An Unusual Final Project
In the final year of my degree course, every student does a project. I wanted to build a complex system from scratch, focusing on low-level concurrency and avoiding black-box abstractions. This approach differed from the standard format, which involves taking a problem with an existing body of research, applying known techniques to tackle it, and possibly developing an original solution. Because of its unconventional nature, I was unable to find a willing supervisor. However, a faculty member provided guidance and perspectives relevant to assessment. The minimal oversight gave me the freedom to pursue unconventional ideas and improve my design through continual experimentation.
I started running experiments with pthreads
- a C wrapper for the operating system's threading library - but after speaking with Shaun, I realised that I could delve deeper and work with hardware primitives.
This insight opened up the project in unforeseen ways, leading to numerous fascinating problems.
As part of the process for developing a lock, I generated a specification and formally verified it. I had seen pseudocode for locks in one of my courses, but challenged myself to write an original version. My early attempts failed - the model checker could find contradictions, so I added more code to handle these edge cases. After finally passing the checker, I realised that I could delete half of my algorithm to simplify it. Later on, I verified a shared lock, which is more complex. This took fewer attempts, as I was more experienced at reasoning through concurrent code. And again, once I passed the checker, I realised that there was a simplification I could make, going from three variables down to two. These specifications not only improved the final design but also meant the implementations were very smooth, with negligible debugging.
Using these locks, I experimented with many implementations for simple algorithms.
I was constantly surprised by the results of these experiments.
For example, when parallelising an array sum, I observed a huge performance increase when each CPU summed contiguous over interleaved chunks:
(Fun fact: if you do this experiment on a GPU, you get the opposite results - but that was a different project.)
Even though it felt like I was working at a very low level, this revealed many of the abstractions I was building on top of.
To iterate on the experiments, I went through many iterations of an experiment pipeline and a visualisation script. This allowed me to extend my tools when I saw limitations. For example, I initially stored the current Git hash, but then began storing a diff of the current working tree so that I could go back to the exact source code for each experiment. I used minimal libraries (argument parsing, YAML serialisation) to craft my approach and make deliberate decisions about each feature.
As I ran more experiments, writing new algorithms became less hard. I wanted a fresh challenge to keep the project as engaging as it had been initially, and decided to write a programming language with automatic parallelisation.

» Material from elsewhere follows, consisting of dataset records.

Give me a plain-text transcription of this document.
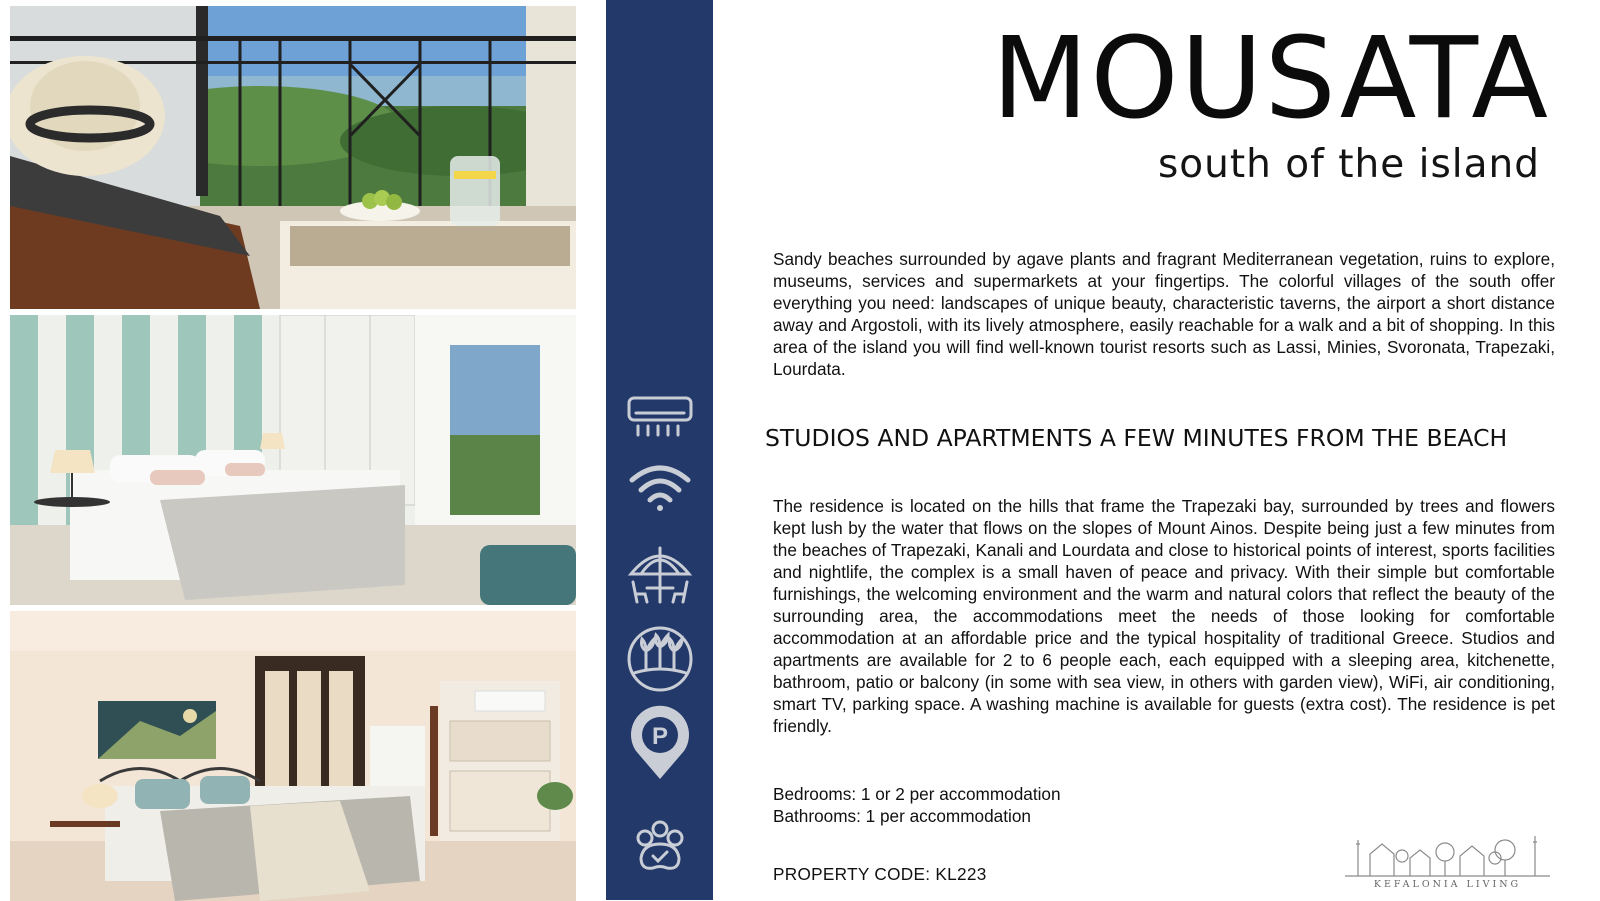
P
MOUSATA
south of the island

Sandy beaches surrounded by agave plants and fragrant Mediterranean vegetation, ruins to explore, museums, services and supermarkets at your fingertips. The colorful villages of the south offer everything you need: landscapes of unique beauty, characteristic taverns, the airport a short distance away and Argostoli, with its lively atmosphere, easily reachable for a walk and a bit of shopping. In this area of the island you will find well-known tourist resorts such as Lassi, Minies, Svoronata, Trapezaki, Lourdata.

STUDIOS AND APARTMENTS A FEW MINUTES FROM THE BEACH

The residence is located on the hills that frame the Trapezaki bay, surrounded by trees and flowers kept lush by the water that flows on the slopes of Mount Ainos. Despite being just a few minutes from the beaches of Trapezaki, Kanali and Lourdata and close to historical points of interest, sports facilities and nightlife, the complex is a small haven of peace and privacy. With their simple but comfortable furnishings, the welcoming environment and the warm and natural colors that reflect the beauty of the surrounding area, the accommodations meet the needs of those looking for comfortable accommodation at an affordable price and the typical hospitality of traditional Greece. Studios and apartments are available for 2 to 6 people each, each equipped with a sleeping area, kitchenette, bathroom, patio or balcony (in some with sea view, in others with garden view), WiFi, air conditioning, smart TV, parking space. A washing machine is available for guests (extra cost). The residence is pet friendly.

Bedrooms: 1 or 2 per accommodation
Bathrooms: 1 per accommodation
PROPERTY CODE: KL223
KEFALONIA LIVING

Starting with text, I generated progressively lower-level representations. I struggled to define appropriate representations to keep the transformations independent. Eventually, I resolved this by breaking down one complicated stage into two simpler ones. It was awesome when it finally came together: the code in my language ran and produced an output. My minimal subset (for the first iteration of the language) was too large, but it meant there were countless exciting problems, many of which were unrelated to concurrency. How would I have been able to type-check polymorphic code if I hadn't allowed polymorphism in my language?

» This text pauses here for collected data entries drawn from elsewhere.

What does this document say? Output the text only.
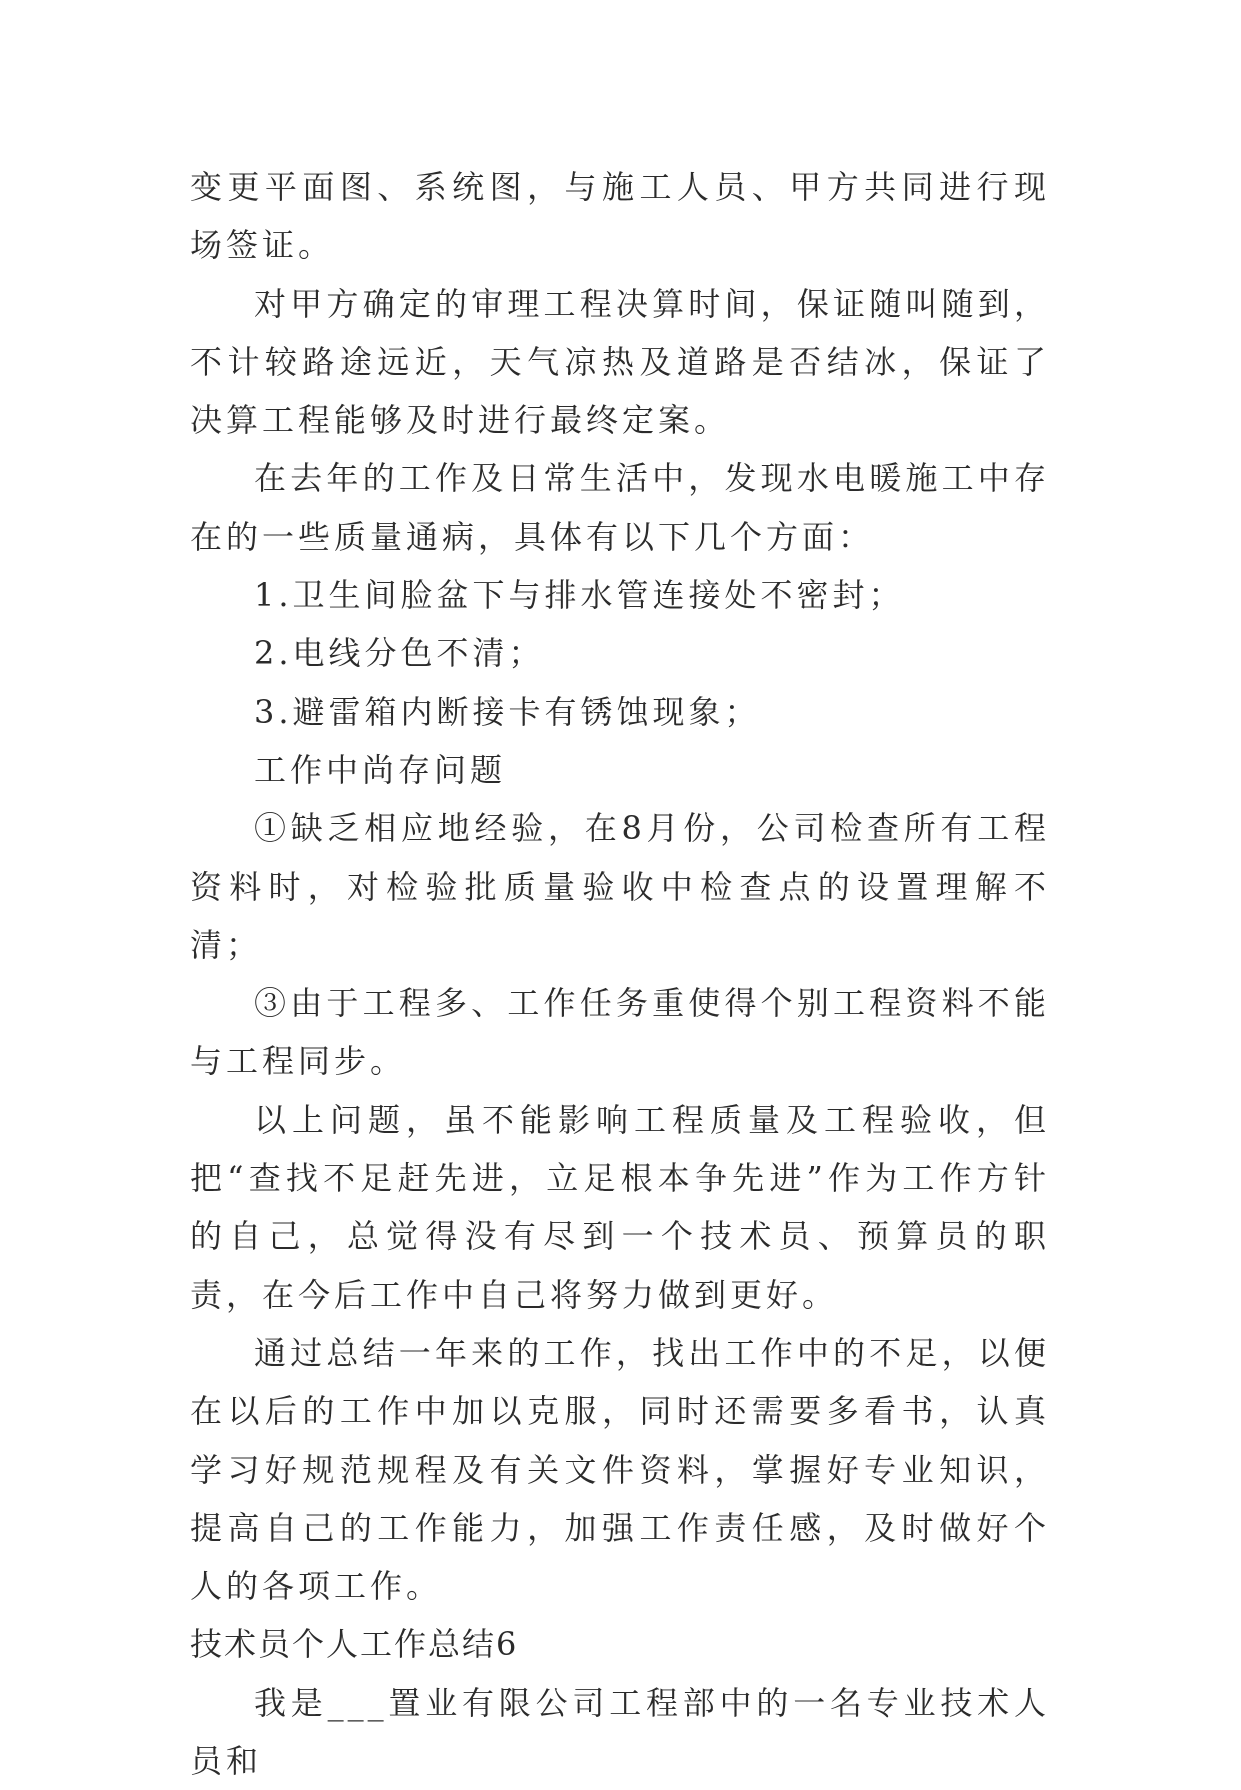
变更平面图、系统图，与施工人员、甲方共同进行现场签证。

对甲方确定的审理工程决算时间，保证随叫随到，不计较路途远近，天气凉热及道路是否结冰，保证了决算工程能够及时进行最终定案。

在去年的工作及日常生活中，发现水电暖施工中存在的一些质量通病，具体有以下几个方面：

1.卫生间脸盆下与排水管连接处不密封；

2.电线分色不清；

3.避雷箱内断接卡有锈蚀现象；

工作中尚存问题

①缺乏相应地经验，在8月份，公司检查所有工程资料时，对检验批质量验收中检查点的设置理解不清；

③由于工程多、工作任务重使得个别工程资料不能与工程同步。

以上问题，虽不能影响工程质量及工程验收，但把“查找不足赶先进，立足根本争先进”作为工作方针的自己，总觉得没有尽到一个技术员、预算员的职责，在今后工作中自己将努力做到更好。

通过总结一年来的工作，找出工作中的不足，以便在以后的工作中加以克服，同时还需要多看书，认真学习好规范规程及有关文件资料，掌握好专业知识，提高自己的工作能力，加强工作责任感，及时做好个人的各项工作。

技术员个人工作总结6

我是___置业有限公司工程部中的一名专业技术人员和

Lots of the development process involved optimising the language and making it run faster. Some of the compiler optimisations were the most satisfying parts. Most of the optimisations I implemented already existed, but it was so rewarding to rediscover them. They felt so simple and elegant, even if their implementations weren't. I felt a deep sense of satisfaction from playing around with a problem on paper and transforming it into a complete algorithm.
An integral part of the language was its use of concurrency. I tried many different models, which allowed me to iterate on the language as well as the development process. The performance increased, and I experienced the benefits of drawing out state-transition diagrams or adding more specific tests in the early stages. I debugged lots of code - this project produced some of the hardest bugs I have ever had to deal with. This gave me a chance to really learn to use a debugger and made my attitude toward and emotions around debugging much more effective. I fixed every bug I found, or I rewrote the part causing the error. I would try to find the bugs early, rather than being afraid they would appear and allowed enough time in the development process to resolve them instead of hoping they would disappear quickly. So often, the solutions were simple - the refactored versions were almost always shorter and easier to understand. Throughout this project, I developed complex variants before arriving at the simple solution.
My project didn't follow the standard approach. While this led to significant resistance, it's been one of my favourite ever projects. I learnt so much through it: not a list of facts or best practices, but skills that allow me to write, plan and debug complex systems. For now, writing data science code in Python feels tedious, and I look forward to the new problems and challenges that will arise in the next project.